In the wake of what happened on Capitol hill, politicians around the world looked on in condemnation at the incendiary language of Mr Trump—without regretting how close a relationship they had formed with the President. Sadly, though, the same cannot be said for political figures in this Government. So I must ask the Foreign Secretary whether he and his party regret cosying up to Trump, kowtowing to him and legitimising him and his racist, climate change-denying rhetoric, or will they remain eclipsed by any populist leader who comes along?
I am afraid that the hon. Gentleman’s assertion and caricature are very far from the truth. We made it clear that the scenes by a small but ugly minority in Washington were disgraceful. We also made it clear we had full confidence in the system of checks and balances in the US to provide a definitive result and a smooth transition. We look forward to working with the new Administration.
There were 342 assaults on journalists in America last year and there have been 13 further this year. Will my right hon. Friend work with the new Administration in America to protect the rights of journalists around the world, and also call on social media companies to do more—[Interruption]—not just to tackle harmful disinformation, but to make sure that social media platforms are not used to incite attacks against journalists?

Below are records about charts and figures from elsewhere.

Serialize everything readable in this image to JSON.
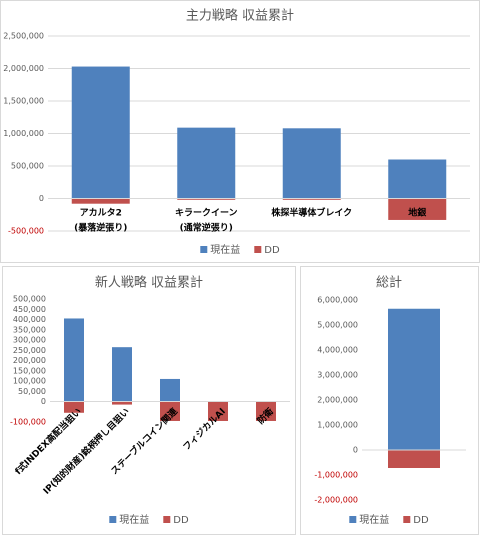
{
  "chart_data": [
    {
      "type": "bar",
      "title": "主力戦略 収益累計",
      "categories": [
        [
          "アカルタ2",
          "(暴落逆張り)"
        ],
        [
          "キラークイーン",
          "(通常逆張り)"
        ],
        [
          "株探半導体ブレイク"
        ],
        [
          "地銀"
        ]
      ],
      "series": [
        {
          "name": "現在益",
          "color": "#4f81bd",
          "values": [
            2030000,
            1090000,
            1080000,
            600000
          ]
        },
        {
          "name": "DD",
          "color": "#c0504d",
          "values": [
            -80000,
            -20000,
            -20000,
            -330000
          ]
        }
      ],
      "ylim": [
        -500000,
        2500000
      ],
      "yticks": [
        {
          "value": -500000,
          "label": "-500,000"
        },
        0,
        {
          "value": 500000,
          "label": "500,000"
        },
        {
          "value": 1000000,
          "label": "1,000,000"
        },
        {
          "value": 1500000,
          "label": "1,500,000"
        },
        {
          "value": 2000000,
          "label": "2,000,000"
        },
        {
          "value": 2500000,
          "label": "2,500,000"
        }
      ],
      "negative_tick_color": "#c00000",
      "grid": true,
      "legend": "bottom"
    },
    {
      "type": "bar",
      "title": "新人戦略 収益累計",
      "categories": [
        [
          "f式INDEX高配当狙い"
        ],
        [
          "IP(知的財産)銘柄押し目狙い"
        ],
        [
          "ステーブルコイン関連"
        ],
        [
          "フィジカルAI"
        ],
        [
          "防衛"
        ]
      ],
      "series": [
        {
          "name": "現在益",
          "color": "#4f81bd",
          "values": [
            405000,
            265000,
            110000,
            0,
            0
          ]
        },
        {
          "name": "DD",
          "color": "#c0504d",
          "values": [
            -55000,
            -15000,
            -95000,
            -95000,
            -95000
          ]
        }
      ],
      "ylim": [
        -100000,
        500000
      ],
      "yticks": [
        {
          "value": -100000,
          "label": "-100,000"
        },
        0,
        {
          "value": 50000,
          "label": "50,000"
        },
        {
          "value": 100000,
          "label": "100,000"
        },
        {
          "value": 150000,
          "label": "150,000"
        },
        {
          "value": 200000,
          "label": "200,000"
        },
        {
          "value": 250000,
          "label": "250,000"
        },
        {
          "value": 300000,
          "label": "300,000"
        },
        {
          "value": 350000,
          "label": "350,000"
        },
        {
          "value": 400000,
          "label": "400,000"
        },
        {
          "value": 450000,
          "label": "450,000"
        },
        {
          "value": 500000,
          "label": "500,000"
        }
      ],
      "negative_tick_color": "#c00000",
      "grid": false,
      "legend": "bottom"
    },
    {
      "type": "bar",
      "title": "総計",
      "categories": [
        null
      ],
      "series": [
        {
          "name": "現在益",
          "color": "#4f81bd",
          "values": [
            5650000
          ]
        },
        {
          "name": "DD",
          "color": "#c0504d",
          "values": [
            -720000
          ]
        }
      ],
      "ylim": [
        -2000000,
        6000000
      ],
      "yticks": [
        {
          "value": -2000000,
          "label": "-2,000,000"
        },
        {
          "value": -1000000,
          "label": "-1,000,000"
        },
        0,
        {
          "value": 1000000,
          "label": "1,000,000"
        },
        {
          "value": 2000000,
          "label": "2,000,000"
        },
        {
          "value": 3000000,
          "label": "3,000,000"
        },
        {
          "value": 4000000,
          "label": "4,000,000"
        },
        {
          "value": 5000000,
          "label": "5,000,000"
        },
        {
          "value": 6000000,
          "label": "6,000,000"
        }
      ],
      "negative_tick_color": "#c00000",
      "grid": false,
      "legend": "bottom"
    }
  ]
}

It’s Amazon, is it? Okay. Thank you, Mr Speaker, as ever.
My hon. Friend is absolutely right. The press must be allowed to cover events without fear or denial of access. We have discussed our concerns about the violent events that we saw at official level, but also at ministerial level. I have done that myself. I can assure him no British journalists were detained. Of course, working with Canada and others, we have a media freedom coalition, and we certainly look forward to co-operating with the US and many others to pioneer that work through our global leadership year in 2021.
Today, we all utterly condemn the lawless and violent storming of the US Capitol on 6 January, with the FBI identifying the involvement of far-right activists and domestic terrorists. It is clear that, week after week, President Trump’s behaviour, undermining the electoral victory of President-elect Biden, played a key role in inciting the mob. Does the Foreign Secretary believe that this violent episode has damaged democracy, and what urgent steps can be taken to mend the sense that our Government were lukewarm around the election time and failed to uphold the sense of democracy that we all deeply care about?
I say to the hon. Lady that the UK was not lukewarm, and she must have missed the Prime Minister’s statement in which he was very clear that what President Trump should have done—[Interruption.] We do not conduct diplomacy by Twitter, unlike the hon. Member for Wigan (Lisa Nandy). We were absolutely clear about it. At the same time, we are also confident in the US system of checks and balances, and we are very much looking forward to working with the new Administration.